If so, re-checking list membership before sending the email is a reasonable approach.

But the lookup and the subsequent send are not interlocked, and there isn't a unified view of the database that's guaranteed to persist across the steps of a flow. (Think about how many flows would be broken if this kind of isolation were in place!)

This race condition is more like the classical examples from programming. It's a fine-grained example of how checking for a condition, then proceeding as if the condition is still true despite the surrounding system not making that guarantee, is ultimately unreliable -- however unlikely it seems that you'll run into the bad case.

One way to avoid this is to use a system that can deliberately invalidate the condition at exactly the same time (interlocked) it evaluates the condition. That guarantees that any later attempt to read the same condition will fail, even if it's only one clock tick later. Or you can use a system that uses at-most-once to pop something off a stack and guarantee to never pop it again.

Jon_WuAuthor
Level 4
February 26, 2019

Seems like without the ability to lock, you basically can't ever implement at-most-once. Outside of Marketo we use Pub/Sub, which has at-least-once delivery as is common with distributed systems, so we have to track each message ID centrally in MySQL with locking to avoid duplicate processing.

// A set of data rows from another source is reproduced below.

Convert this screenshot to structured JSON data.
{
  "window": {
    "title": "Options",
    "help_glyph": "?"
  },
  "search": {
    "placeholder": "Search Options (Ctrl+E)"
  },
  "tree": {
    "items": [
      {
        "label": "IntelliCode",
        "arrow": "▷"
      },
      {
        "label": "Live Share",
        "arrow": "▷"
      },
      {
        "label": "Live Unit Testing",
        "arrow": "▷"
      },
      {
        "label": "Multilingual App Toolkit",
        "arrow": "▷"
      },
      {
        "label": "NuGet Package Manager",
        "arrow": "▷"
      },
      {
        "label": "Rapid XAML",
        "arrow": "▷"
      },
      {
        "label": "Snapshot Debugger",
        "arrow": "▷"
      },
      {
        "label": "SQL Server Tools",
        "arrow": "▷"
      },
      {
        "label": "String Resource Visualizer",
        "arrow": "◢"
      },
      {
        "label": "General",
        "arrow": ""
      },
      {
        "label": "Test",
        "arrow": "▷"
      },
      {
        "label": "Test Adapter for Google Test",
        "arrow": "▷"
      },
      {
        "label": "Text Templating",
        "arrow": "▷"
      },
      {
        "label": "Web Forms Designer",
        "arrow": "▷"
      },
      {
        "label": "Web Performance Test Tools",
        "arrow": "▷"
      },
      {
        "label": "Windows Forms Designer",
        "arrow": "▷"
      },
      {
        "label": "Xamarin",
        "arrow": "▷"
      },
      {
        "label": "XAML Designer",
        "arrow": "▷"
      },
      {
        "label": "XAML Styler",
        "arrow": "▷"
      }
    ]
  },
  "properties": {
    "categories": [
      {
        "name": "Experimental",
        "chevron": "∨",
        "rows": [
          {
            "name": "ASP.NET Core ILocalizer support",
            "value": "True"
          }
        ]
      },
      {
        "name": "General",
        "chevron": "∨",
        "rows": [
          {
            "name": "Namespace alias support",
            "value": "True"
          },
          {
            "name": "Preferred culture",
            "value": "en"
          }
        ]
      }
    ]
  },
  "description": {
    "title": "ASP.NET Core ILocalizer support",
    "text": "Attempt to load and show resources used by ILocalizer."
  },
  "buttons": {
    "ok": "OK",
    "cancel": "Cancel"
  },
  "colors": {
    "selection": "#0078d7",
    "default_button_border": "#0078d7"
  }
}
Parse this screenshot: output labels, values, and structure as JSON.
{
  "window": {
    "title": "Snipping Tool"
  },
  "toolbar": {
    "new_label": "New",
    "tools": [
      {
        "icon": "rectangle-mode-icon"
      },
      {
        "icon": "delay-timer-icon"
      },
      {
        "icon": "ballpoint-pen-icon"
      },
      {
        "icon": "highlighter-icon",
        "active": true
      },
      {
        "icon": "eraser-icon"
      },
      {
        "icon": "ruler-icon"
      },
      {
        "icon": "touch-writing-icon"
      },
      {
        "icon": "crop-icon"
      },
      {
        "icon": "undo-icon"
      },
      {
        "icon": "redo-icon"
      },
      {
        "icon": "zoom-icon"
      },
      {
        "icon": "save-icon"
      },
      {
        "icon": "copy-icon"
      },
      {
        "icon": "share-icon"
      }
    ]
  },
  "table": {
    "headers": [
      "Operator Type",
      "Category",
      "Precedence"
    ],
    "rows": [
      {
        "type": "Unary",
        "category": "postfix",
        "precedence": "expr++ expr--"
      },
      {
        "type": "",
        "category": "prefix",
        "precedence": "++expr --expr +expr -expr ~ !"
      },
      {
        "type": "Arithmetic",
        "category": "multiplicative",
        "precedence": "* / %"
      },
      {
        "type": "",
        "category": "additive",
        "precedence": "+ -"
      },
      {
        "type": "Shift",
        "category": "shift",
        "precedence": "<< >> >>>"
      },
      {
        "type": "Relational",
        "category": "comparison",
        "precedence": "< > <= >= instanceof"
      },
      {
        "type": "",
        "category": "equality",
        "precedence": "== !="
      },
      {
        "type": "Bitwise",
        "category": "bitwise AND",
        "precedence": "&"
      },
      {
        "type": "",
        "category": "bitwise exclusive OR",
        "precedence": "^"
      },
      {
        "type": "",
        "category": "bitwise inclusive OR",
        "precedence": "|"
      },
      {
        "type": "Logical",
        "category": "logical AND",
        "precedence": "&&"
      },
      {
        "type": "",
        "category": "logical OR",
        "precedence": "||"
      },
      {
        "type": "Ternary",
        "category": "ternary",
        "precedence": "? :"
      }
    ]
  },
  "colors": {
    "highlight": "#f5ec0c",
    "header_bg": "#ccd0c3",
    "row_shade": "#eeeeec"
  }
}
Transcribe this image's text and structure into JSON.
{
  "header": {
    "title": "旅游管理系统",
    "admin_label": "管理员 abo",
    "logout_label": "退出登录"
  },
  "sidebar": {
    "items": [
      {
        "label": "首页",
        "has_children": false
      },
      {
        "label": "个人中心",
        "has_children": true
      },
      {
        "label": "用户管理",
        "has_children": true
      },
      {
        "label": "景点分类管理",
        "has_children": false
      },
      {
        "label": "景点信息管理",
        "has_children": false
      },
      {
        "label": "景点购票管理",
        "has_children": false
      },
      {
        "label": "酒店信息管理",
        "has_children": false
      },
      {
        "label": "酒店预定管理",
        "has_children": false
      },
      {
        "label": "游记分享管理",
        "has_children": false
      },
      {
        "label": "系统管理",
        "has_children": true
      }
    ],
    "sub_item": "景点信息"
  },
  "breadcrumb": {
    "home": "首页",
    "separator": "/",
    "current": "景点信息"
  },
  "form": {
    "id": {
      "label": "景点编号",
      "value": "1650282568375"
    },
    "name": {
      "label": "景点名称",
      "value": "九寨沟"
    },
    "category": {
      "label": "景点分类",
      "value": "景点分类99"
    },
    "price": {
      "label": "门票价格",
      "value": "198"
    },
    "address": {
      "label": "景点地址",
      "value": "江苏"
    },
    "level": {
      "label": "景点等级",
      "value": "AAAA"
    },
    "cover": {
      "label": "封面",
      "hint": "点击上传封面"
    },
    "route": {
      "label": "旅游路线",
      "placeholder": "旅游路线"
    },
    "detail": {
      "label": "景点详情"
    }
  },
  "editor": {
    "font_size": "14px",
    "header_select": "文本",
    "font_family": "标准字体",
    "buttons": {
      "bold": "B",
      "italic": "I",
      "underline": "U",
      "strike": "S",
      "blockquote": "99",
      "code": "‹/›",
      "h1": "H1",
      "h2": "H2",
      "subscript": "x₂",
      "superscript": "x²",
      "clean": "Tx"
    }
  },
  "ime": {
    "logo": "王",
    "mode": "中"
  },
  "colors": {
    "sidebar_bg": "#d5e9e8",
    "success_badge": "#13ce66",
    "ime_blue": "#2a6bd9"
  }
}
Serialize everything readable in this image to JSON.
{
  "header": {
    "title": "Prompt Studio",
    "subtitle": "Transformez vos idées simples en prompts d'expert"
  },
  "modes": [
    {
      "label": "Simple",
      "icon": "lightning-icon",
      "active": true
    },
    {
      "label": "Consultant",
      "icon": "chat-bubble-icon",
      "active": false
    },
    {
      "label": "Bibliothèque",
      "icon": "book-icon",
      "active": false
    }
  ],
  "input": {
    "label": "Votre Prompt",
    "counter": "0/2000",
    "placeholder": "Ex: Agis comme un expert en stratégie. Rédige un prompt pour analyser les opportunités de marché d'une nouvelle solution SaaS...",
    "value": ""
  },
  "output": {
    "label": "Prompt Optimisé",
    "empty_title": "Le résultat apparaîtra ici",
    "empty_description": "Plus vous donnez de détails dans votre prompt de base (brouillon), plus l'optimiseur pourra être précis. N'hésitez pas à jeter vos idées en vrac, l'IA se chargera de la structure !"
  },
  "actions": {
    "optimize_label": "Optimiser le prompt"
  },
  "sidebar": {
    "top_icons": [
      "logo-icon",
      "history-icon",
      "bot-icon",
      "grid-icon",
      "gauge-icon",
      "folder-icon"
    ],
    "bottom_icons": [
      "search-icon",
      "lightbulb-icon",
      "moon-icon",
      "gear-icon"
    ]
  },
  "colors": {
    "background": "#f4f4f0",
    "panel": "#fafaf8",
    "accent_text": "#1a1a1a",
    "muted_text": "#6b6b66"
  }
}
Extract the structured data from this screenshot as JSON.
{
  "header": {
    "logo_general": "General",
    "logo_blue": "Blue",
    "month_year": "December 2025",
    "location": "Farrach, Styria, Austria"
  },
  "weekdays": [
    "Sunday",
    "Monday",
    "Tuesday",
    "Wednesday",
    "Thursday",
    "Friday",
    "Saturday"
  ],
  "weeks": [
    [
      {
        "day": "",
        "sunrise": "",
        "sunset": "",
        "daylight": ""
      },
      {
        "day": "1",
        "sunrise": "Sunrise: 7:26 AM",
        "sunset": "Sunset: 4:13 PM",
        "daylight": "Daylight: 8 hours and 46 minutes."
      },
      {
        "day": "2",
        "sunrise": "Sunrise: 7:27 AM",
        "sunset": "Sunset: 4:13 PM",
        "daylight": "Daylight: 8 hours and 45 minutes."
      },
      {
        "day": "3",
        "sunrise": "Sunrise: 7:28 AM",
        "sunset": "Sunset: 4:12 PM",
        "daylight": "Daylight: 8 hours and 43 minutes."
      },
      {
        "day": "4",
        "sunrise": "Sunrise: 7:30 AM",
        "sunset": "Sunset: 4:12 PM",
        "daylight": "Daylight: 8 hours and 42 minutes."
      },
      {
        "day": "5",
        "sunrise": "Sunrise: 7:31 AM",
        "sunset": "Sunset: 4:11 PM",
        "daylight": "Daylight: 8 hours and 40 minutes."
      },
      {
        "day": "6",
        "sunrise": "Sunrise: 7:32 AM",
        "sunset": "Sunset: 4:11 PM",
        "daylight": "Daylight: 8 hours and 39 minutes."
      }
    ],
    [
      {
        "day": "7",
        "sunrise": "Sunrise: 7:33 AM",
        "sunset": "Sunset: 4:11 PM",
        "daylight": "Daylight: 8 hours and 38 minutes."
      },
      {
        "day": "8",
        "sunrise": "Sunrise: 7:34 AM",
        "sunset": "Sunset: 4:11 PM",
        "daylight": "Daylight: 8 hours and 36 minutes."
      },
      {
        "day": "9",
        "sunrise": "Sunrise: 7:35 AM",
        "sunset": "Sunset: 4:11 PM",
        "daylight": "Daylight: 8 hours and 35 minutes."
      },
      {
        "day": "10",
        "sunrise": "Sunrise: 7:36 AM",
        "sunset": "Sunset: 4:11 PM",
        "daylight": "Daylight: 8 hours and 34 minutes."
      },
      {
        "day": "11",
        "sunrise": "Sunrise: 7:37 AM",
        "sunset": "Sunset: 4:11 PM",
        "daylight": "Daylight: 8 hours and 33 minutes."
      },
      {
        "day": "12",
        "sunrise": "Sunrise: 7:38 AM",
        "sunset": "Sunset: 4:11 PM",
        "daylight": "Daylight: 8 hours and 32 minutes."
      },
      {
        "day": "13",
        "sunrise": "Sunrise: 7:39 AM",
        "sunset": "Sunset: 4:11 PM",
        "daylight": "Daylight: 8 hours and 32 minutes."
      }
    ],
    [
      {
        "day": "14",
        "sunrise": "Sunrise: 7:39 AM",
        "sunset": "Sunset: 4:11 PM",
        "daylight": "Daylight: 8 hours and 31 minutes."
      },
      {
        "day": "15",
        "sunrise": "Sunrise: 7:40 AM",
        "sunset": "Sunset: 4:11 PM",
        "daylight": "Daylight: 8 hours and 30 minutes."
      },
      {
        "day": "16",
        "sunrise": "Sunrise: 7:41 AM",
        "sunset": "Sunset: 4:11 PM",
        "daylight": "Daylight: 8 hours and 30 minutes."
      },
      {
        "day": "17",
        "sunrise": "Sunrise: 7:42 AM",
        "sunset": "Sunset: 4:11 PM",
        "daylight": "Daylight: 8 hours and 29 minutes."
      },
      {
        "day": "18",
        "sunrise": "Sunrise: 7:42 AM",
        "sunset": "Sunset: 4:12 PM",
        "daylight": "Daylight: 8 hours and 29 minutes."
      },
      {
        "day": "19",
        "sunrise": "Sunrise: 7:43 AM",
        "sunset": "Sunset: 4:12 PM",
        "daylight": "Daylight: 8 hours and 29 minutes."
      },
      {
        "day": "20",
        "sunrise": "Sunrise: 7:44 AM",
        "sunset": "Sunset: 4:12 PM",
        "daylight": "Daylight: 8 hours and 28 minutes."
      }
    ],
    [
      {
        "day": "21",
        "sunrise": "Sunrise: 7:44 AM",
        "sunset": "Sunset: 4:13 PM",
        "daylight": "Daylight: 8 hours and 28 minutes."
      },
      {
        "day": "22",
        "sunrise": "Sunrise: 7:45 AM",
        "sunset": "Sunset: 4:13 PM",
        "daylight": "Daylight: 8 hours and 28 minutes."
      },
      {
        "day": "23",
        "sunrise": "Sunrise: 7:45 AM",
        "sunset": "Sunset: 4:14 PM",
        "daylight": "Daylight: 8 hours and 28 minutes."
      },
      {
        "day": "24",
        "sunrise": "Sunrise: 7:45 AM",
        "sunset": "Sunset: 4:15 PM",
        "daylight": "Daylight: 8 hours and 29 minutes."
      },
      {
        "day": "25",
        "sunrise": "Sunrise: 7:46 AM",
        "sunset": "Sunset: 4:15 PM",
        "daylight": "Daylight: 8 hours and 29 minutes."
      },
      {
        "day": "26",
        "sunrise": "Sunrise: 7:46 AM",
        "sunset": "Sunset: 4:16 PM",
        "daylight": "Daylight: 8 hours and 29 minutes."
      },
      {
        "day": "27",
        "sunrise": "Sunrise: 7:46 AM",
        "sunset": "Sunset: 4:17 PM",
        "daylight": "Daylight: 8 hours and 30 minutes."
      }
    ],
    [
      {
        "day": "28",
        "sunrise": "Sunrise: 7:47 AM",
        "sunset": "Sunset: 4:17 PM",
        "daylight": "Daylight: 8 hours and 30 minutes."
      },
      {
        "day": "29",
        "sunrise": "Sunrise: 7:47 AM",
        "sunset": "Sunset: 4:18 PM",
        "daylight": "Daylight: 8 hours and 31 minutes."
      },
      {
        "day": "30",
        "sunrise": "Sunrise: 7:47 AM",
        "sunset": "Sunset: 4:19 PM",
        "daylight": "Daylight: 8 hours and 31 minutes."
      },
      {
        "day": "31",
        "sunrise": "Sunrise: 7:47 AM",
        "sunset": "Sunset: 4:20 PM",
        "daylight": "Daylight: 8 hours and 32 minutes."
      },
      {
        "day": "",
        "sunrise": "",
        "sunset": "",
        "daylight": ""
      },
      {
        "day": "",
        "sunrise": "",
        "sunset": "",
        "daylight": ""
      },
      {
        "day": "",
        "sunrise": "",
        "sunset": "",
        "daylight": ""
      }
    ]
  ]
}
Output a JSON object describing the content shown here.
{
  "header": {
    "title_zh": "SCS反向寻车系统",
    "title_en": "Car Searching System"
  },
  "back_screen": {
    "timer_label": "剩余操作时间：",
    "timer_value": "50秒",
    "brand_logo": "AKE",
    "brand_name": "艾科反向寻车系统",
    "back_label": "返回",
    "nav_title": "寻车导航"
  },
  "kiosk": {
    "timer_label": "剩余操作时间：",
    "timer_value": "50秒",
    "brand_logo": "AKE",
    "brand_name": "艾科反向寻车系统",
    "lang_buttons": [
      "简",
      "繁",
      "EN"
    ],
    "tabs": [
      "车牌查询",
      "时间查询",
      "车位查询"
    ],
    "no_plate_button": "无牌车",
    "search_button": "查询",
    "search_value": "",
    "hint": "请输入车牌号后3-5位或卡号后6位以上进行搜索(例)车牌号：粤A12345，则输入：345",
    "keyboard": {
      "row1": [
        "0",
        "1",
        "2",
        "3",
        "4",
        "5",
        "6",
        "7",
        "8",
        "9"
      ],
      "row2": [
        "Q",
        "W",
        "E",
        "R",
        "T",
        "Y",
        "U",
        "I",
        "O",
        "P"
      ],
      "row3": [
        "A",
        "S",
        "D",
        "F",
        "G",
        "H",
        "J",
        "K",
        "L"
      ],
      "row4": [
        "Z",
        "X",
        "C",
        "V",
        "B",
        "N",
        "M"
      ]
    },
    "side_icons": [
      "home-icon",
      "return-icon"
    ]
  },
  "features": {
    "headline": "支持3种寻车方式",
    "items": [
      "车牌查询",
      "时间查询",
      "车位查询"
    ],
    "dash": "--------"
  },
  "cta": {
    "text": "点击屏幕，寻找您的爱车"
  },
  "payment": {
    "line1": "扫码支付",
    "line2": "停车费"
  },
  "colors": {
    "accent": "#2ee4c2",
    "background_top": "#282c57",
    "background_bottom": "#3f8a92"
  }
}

It seems like something similar to the list / flow I have in my screenshots in my other post are as close as I'm going to get in Marketo. Thanks for verifying, just wanted to make sure I wasn't missing some expert strategy. It would be kind of nice if Marketo couldn't run a specific SC for the same user more than once in parallel, but that's probably way too complicated in a distributed system.